He was uncertain about the incidence of the measures – whether they apply to parliamentarians; whether they apply to the hotel accommodation; whether they apply to civil servants or whether they apply to diesel.
He was unprepared in his wrap-up for the course which the debate took and as a result resorted to the pulling of files in an attempt to run from the substantive issues put on the table in the debate.
It is widely known that the stated objective to reduce the fiscal deficit was more to appease the international credit rating institutions than to genuinely address the real issues responsible for the country’s fiscal crisis. The crisis is not the result of the international recession; it is the result of excessive spending, which accelerated since 2007.
The focus of the Budget was not on solving the obvious problem of overspending; it was on raising net revenue of $159 million. If Government is expected to spend $172 million on new capital projects, then the spending exceeds the new revenue. The numbers suggest a bigger deficit and now that the VAT on hotel accommodation is to revert to 7.5 per cent, the loss in revenue obviously worsens the fiscal deficit.
Even if jobs are temporarily saved in the public sector because of the Budget, its impact on the businesses and households will mean higher unemployment in the private sector after the upcoming winter season.
According to Government’s own numbers, a dollar spent on a project increases national income by four dollars over the life of the project. If it is over the life of the project, the full four dollars cannot be allocated to next year; it simply cannot work that way.
Therefore the Budget is expected to reduce growth in the economy in 2011, as a dollar in taxation reduces national income by three dollars.
The numbers are indeed magical!
The most obvious lack of clarity was the initial imposition of a higher VAT on hotel accommodation, which comes after tormenting the British government about an additional BDS$72 on an economy class ticket to the Caribbean region. No wonder, the policy was reversed.    
Imagine hiring an employee to do a job that involves travel and paying part of the salary in an allowance as permitted by the law. The Minister of Finance, in a mad rush to raise revenue, decides that the travel allowance is now to be taxed in spite of the fact that the employee earns less than $25 000 per annum and is not supposed to pay taxes.
Please note that the payroll costs associated with salaries for national insurance benefits do not apply to travel and entertainment allowances. The new policy on the allowances raises the cost of employment for the private sector.
Furthermore, along with increasing significantly the price of gasoline and the VAT rate, the Minister of Finance reduces significantly the take-home pay of several Barbadian workers by taxing travel and entertainment allowances; this gets an amazing thumbs-up from employers.

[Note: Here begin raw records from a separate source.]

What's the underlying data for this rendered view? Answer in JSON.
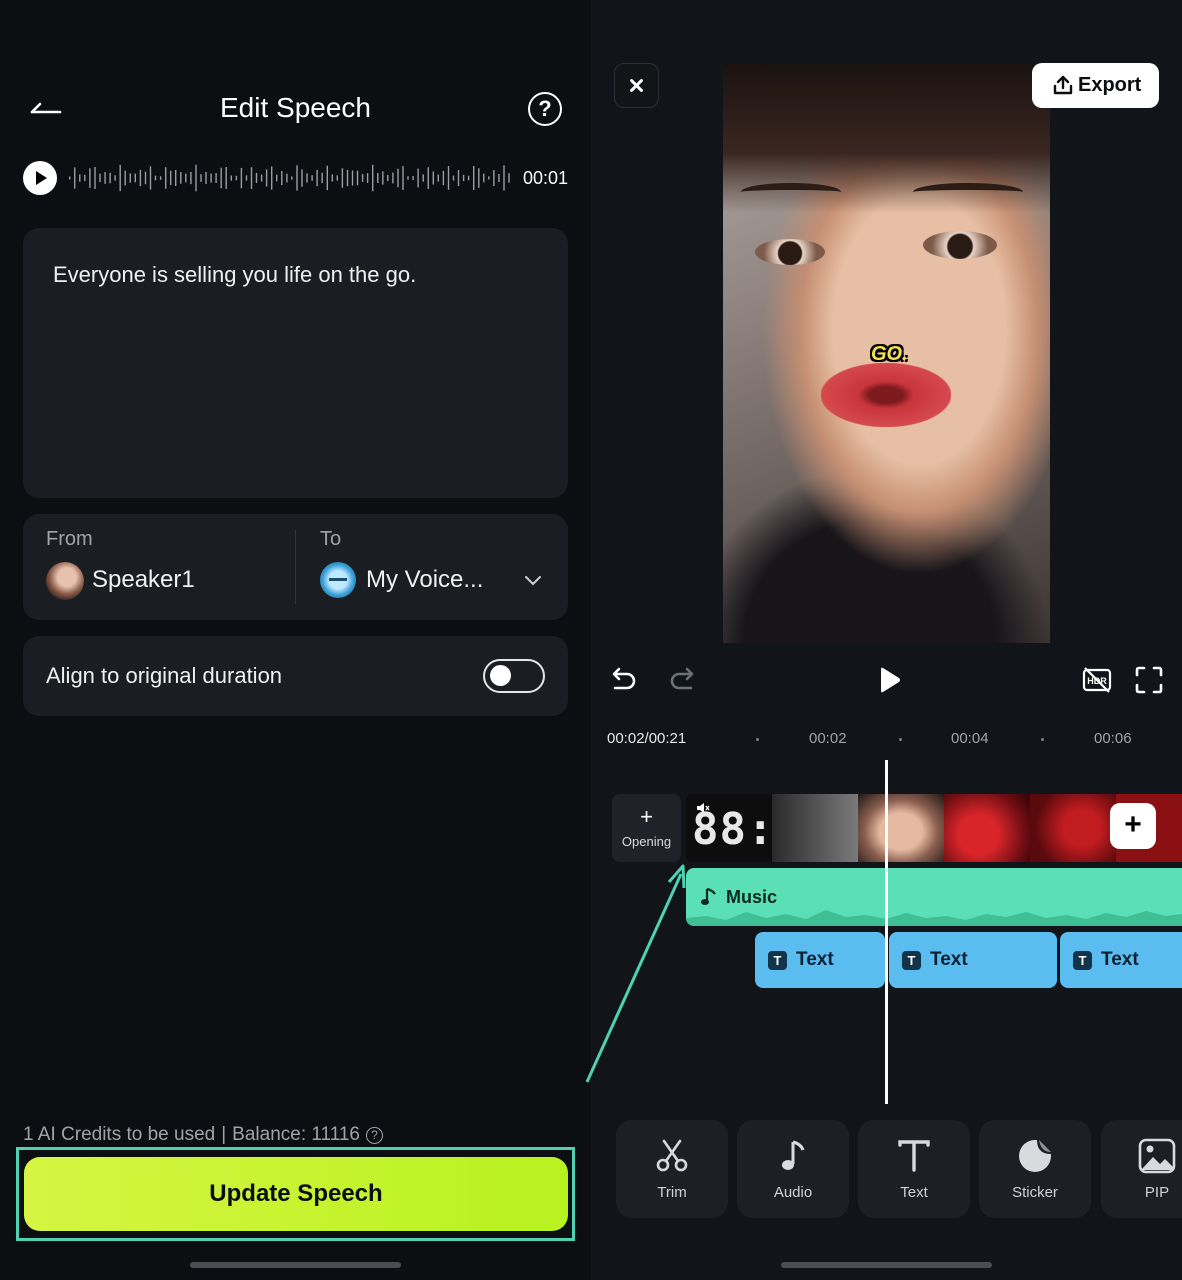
{
  "left_panel": {
    "title": "Edit Speech",
    "player": {
      "duration": "00:01"
    },
    "speech_text": "Everyone is selling you life on the go.",
    "voice": {
      "from_label": "From",
      "from_speaker": "Speaker1",
      "to_label": "To",
      "to_voice": "My Voice..."
    },
    "align": {
      "label": "Align to original duration",
      "enabled": false
    },
    "credits": {
      "used": "1 AI Credits to be used",
      "separator": "|",
      "balance": "Balance: 11116",
      "help": "?"
    },
    "update_button": "Update Speech"
  },
  "right_panel": {
    "export_label": "Export",
    "caption_overlay": "GO.",
    "timeline": {
      "current_time": "00:02/00:21",
      "ticks": [
        "00:02",
        "00:04",
        "00:06"
      ],
      "opening_label": "Opening",
      "clip_digits": "88:",
      "music_label": "Music",
      "text_clips": [
        "Text",
        "Text",
        "Text"
      ]
    },
    "tools": [
      {
        "label": "Trim",
        "icon": "scissors-icon"
      },
      {
        "label": "Audio",
        "icon": "music-note-icon"
      },
      {
        "label": "Text",
        "icon": "text-icon"
      },
      {
        "label": "Sticker",
        "icon": "sticker-icon"
      },
      {
        "label": "PIP",
        "icon": "image-icon"
      }
    ]
  },
  "colors": {
    "accent_green": "#b7f21f",
    "annotation_teal": "#4fd1b3",
    "music_track": "#5ae0b4",
    "text_track": "#5bbcf0"
  }
}
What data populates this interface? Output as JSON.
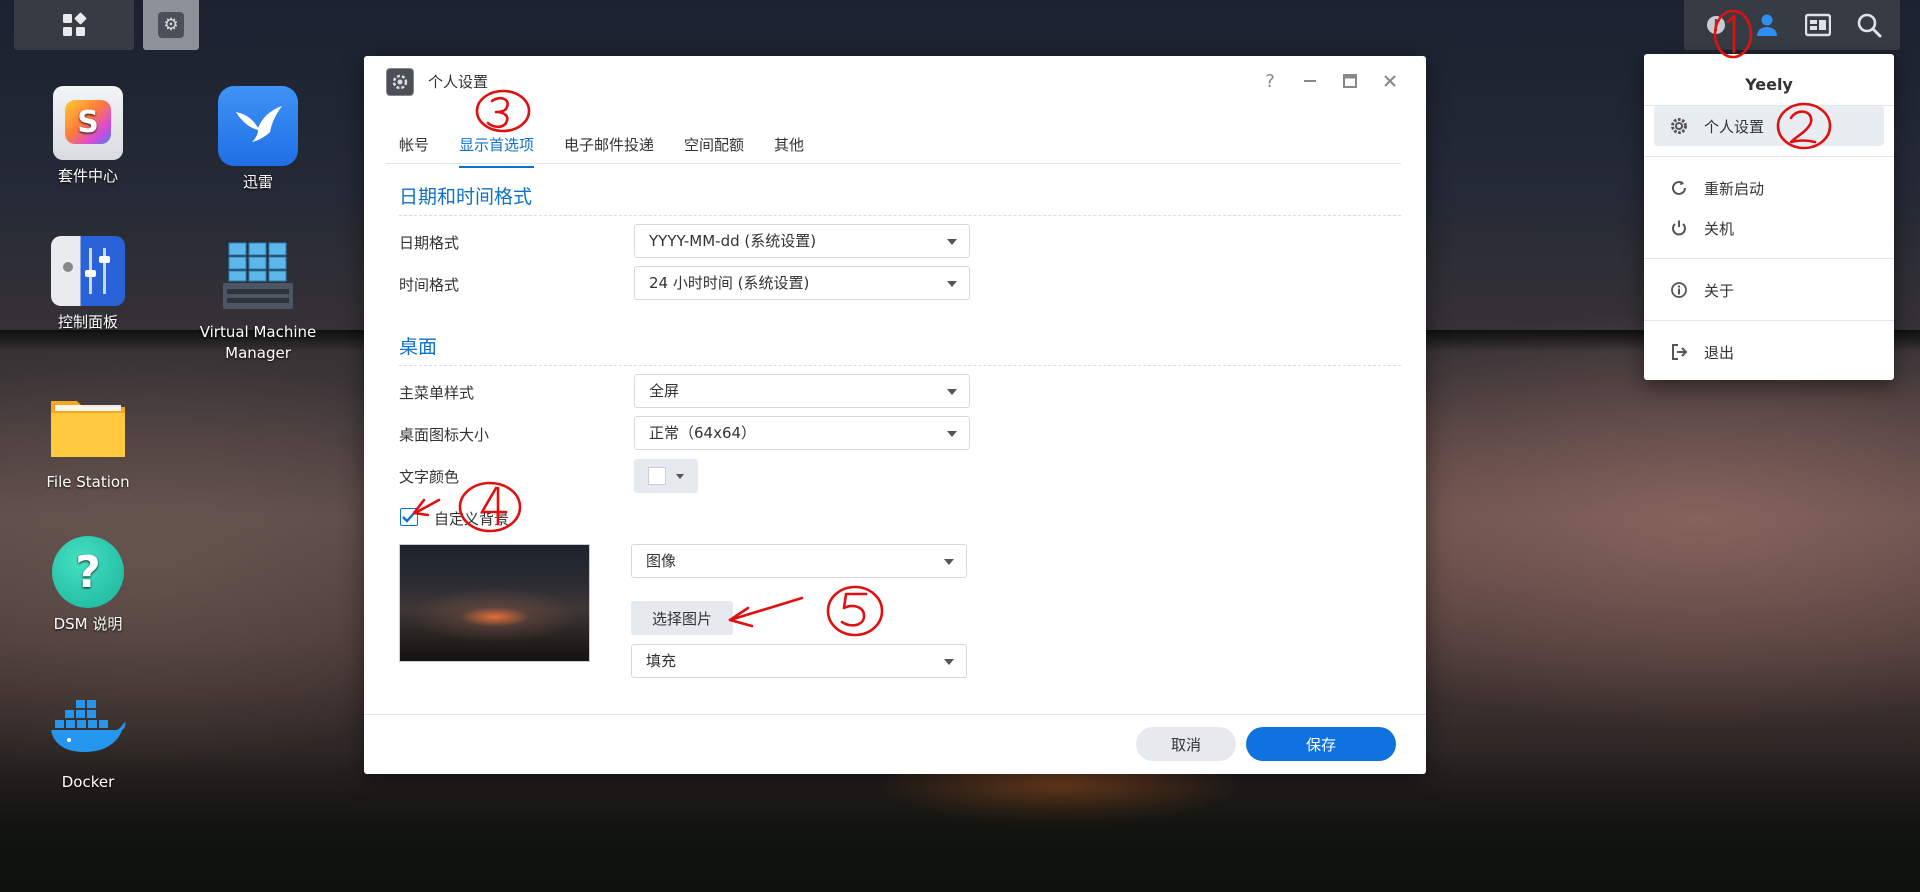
{
  "desktop": {
    "icons": [
      {
        "label": "套件中心"
      },
      {
        "label": "迅雷"
      },
      {
        "label": "控制面板"
      },
      {
        "label": "Virtual Machine Manager"
      },
      {
        "label": "File Station"
      },
      {
        "label": "DSM 说明"
      },
      {
        "label": "Docker"
      }
    ]
  },
  "taskbar": {
    "main_menu_icon": "grid-icon",
    "open_app_icon": "personal-settings-icon",
    "tray_icons": [
      "notification-icon",
      "user-icon",
      "widgets-icon",
      "search-icon"
    ]
  },
  "dialog": {
    "title": "个人设置",
    "help": "?",
    "tabs": [
      {
        "label": "帐号",
        "active": false
      },
      {
        "label": "显示首选项",
        "active": true
      },
      {
        "label": "电子邮件投递",
        "active": false
      },
      {
        "label": "空间配额",
        "active": false
      },
      {
        "label": "其他",
        "active": false
      }
    ],
    "section_datetime": {
      "title": "日期和时间格式",
      "date_label": "日期格式",
      "date_value": "YYYY-MM-dd (系统设置)",
      "time_label": "时间格式",
      "time_value": "24 小时时间 (系统设置)"
    },
    "section_desktop": {
      "title": "桌面",
      "menu_style_label": "主菜单样式",
      "menu_style_value": "全屏",
      "icon_size_label": "桌面图标大小",
      "icon_size_value": "正常（64x64）",
      "text_color_label": "文字颜色",
      "text_color_value": "#ffffff",
      "custom_bg_label": "自定义背景",
      "custom_bg_checked": true,
      "bg_type_value": "图像",
      "select_image_label": "选择图片",
      "fill_value": "填充"
    },
    "footer": {
      "cancel_label": "取消",
      "save_label": "保存"
    }
  },
  "user_menu": {
    "username": "Yeely",
    "items": [
      {
        "label": "个人设置",
        "icon": "gear-icon"
      },
      {
        "label": "重新启动",
        "icon": "restart-icon"
      },
      {
        "label": "关机",
        "icon": "power-icon"
      },
      {
        "label": "关于",
        "icon": "info-icon"
      },
      {
        "label": "退出",
        "icon": "logout-icon"
      }
    ]
  },
  "colors": {
    "accent": "#0f72c9",
    "primary_button": "#0f72e0",
    "annotation": "#e01010"
  }
}
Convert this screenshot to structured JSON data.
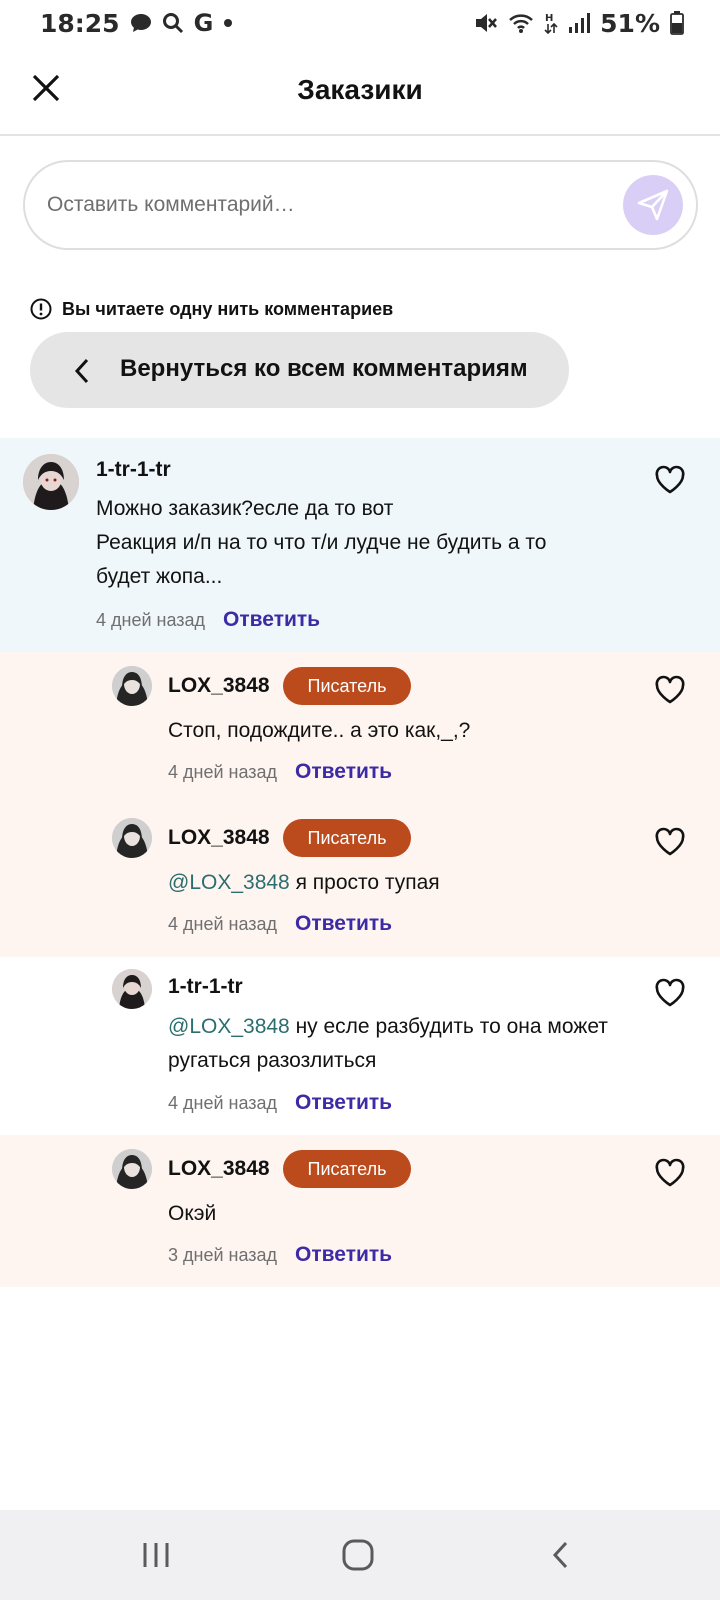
{
  "status_bar": {
    "time": "18:25",
    "battery": "51%",
    "left_icons": [
      "chat-bubble-icon",
      "search-icon",
      "google-icon",
      "dot-icon"
    ],
    "right_icons": [
      "mute-icon",
      "wifi-icon",
      "data-icon",
      "signal-icon",
      "battery-icon"
    ]
  },
  "header": {
    "title": "Заказики"
  },
  "comment_input": {
    "placeholder": "Оставить комментарий…"
  },
  "thread": {
    "notice": "Вы читаете одну нить комментариев",
    "back_label": "Вернуться ко всем комментариям"
  },
  "comments": [
    {
      "username": "1-tr-1-tr",
      "lines": [
        "Можно заказик?есле да то вот",
        "Реакция и/п на то что т/и лудче не будить а то",
        "будет жопа..."
      ],
      "time": "4 дней назад",
      "reply": "Ответить"
    },
    {
      "username": "LOX_3848",
      "badge": "Писатель",
      "lines": [
        "Стоп, подождите.. а это как,_,?"
      ],
      "time": "4 дней назад",
      "reply": "Ответить"
    },
    {
      "username": "LOX_3848",
      "badge": "Писатель",
      "mention": "@LOX_3848",
      "lines": [
        " я просто тупая"
      ],
      "time": "4 дней назад",
      "reply": "Ответить"
    },
    {
      "username": "1-tr-1-tr",
      "mention": "@LOX_3848",
      "lines": [
        " ну есле разбудить то она может",
        "ругаться разозлиться"
      ],
      "time": "4 дней назад",
      "reply": "Ответить"
    },
    {
      "username": "LOX_3848",
      "badge": "Писатель",
      "lines": [
        "Окэй"
      ],
      "time": "3 дней назад",
      "reply": "Ответить"
    }
  ],
  "colors": {
    "highlight_bg": "#eff7fb",
    "writer_bg": "#fef5f1",
    "badge": "#bb4a1c",
    "reply": "#3d2ba6",
    "mention": "#2c6e6e",
    "send_button": "#d9cff6"
  }
}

There is also uncertainty about the abolition of the environmental levy as the country may sooner rather than later have to reintroduce an environmental levy in accordance with the World Trade Organisation.
Car prices have to increase as the removal of the levy on the CIF value is much less than a hike of 2.5 percentage points in the VAT on a much bigger tax base that includes everything plus the dealer’s mark-up.
The poor have been impacted by higher bus fares, higher costs of food, other goods and services; while the working poor and the middle class have been impacted by all of the above plus a reduction in their take-home pay.
• Clyde Mascoll is a professional economist and former Government minister in the last Barbados Labour Party administration.